Underground Bunker regulars will recall that Hungarian ex-Scientology member Peter Bonyai (pictured, right) helped us out with a story in April on the supposedly transparent and independent Central-European Religious Freedom Institute (CERFI). (Jura Nanuk, who heads up the lobbying organisation, had somehow forgotten to mention his allegiance to Scientology at the group’s website. Nor, so far as I can see, has the situation changed.)
Now Bonyai’s memoir of his 10 years as a Scientologist in Hungary is available in English, Money, Power, Servitude: Adventures in the Wonderland of Scientology. He translated the original edition himself and former Scientology spokesman Mike Rinder stepped in to edit the English version.
Bonyai spent most of his 10 years inside Scientology in its “Sea Organization,” having been recruited to it at the age of 17 in 1995. “I was technically a minor, but it did not seem to be an issue,” he notes.
Bonyai’s description of himself at that age matches that of many adolescents: Intelligent, a little full of himself perhaps, but with a sense of unease, of dissatisfaction at the prospect of a conventional life pursuing material wealth. It was more than enough for a Scientology recruiter to work on.
Despite the fact that he had already read and dismissed Dianetics (recommended by one of his teachers) Bonyai was pulled in after taking the personality test in his home town of Pécs, Hungary.

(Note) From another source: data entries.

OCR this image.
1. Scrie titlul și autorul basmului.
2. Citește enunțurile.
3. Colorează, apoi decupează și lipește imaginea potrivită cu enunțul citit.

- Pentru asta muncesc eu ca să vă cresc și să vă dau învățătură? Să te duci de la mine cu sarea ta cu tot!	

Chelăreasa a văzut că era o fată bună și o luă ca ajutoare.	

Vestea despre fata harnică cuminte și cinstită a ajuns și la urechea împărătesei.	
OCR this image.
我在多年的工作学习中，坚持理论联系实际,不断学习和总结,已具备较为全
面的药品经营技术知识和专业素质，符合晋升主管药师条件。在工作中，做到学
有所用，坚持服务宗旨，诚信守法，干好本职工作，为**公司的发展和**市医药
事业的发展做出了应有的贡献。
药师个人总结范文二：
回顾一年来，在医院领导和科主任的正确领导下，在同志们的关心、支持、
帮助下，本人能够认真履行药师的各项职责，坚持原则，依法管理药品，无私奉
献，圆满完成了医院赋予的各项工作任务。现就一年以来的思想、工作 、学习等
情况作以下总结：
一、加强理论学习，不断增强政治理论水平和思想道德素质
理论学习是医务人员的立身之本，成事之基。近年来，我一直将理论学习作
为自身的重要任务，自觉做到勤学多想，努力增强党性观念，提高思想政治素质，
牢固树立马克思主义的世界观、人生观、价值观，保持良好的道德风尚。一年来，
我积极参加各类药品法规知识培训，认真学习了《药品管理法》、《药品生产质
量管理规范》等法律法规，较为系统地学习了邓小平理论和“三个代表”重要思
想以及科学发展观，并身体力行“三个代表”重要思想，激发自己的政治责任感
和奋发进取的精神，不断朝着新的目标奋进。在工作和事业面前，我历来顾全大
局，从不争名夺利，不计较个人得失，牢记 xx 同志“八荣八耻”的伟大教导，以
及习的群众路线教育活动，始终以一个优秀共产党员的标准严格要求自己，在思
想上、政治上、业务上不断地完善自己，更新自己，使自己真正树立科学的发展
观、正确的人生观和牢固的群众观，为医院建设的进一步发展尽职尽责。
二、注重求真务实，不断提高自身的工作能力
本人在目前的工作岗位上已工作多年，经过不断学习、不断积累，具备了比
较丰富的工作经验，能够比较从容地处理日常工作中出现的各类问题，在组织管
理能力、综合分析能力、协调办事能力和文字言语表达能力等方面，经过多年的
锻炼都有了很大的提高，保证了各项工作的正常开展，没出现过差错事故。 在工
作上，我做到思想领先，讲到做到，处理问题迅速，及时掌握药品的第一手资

The devastating test results, delivered with absolute conviction by a staffer who introduced herself as a Scientology “priestess,” shattered his adolescent bravado.
I was told that I was an irresponsible, nervous, unstable, and pathetic individual in urgent need of attention. She made sure that each statement hit home, and repeated them over and over when I expressed my doubts. She was adamant about the evaluation and gave me an unquestioning gaze each time I wanted to contradict her and explain myself. And she mentioned several times that Dianetics can help me to improve that condition. I was completely overwhelmed at the end of it and I felt totally devastated… Thinking it cannot get any worse and I could definitely use some help to address my deep-lying unhappiness, I decided to give Dianetics a chance.
Like many other new recruits, his initial experience of auditing – Scientology’s version of therapy – was also positive. The sense of relief he experiences after going over a minor point of emotional conflict, helped pull him deeper down into the rabbit hole.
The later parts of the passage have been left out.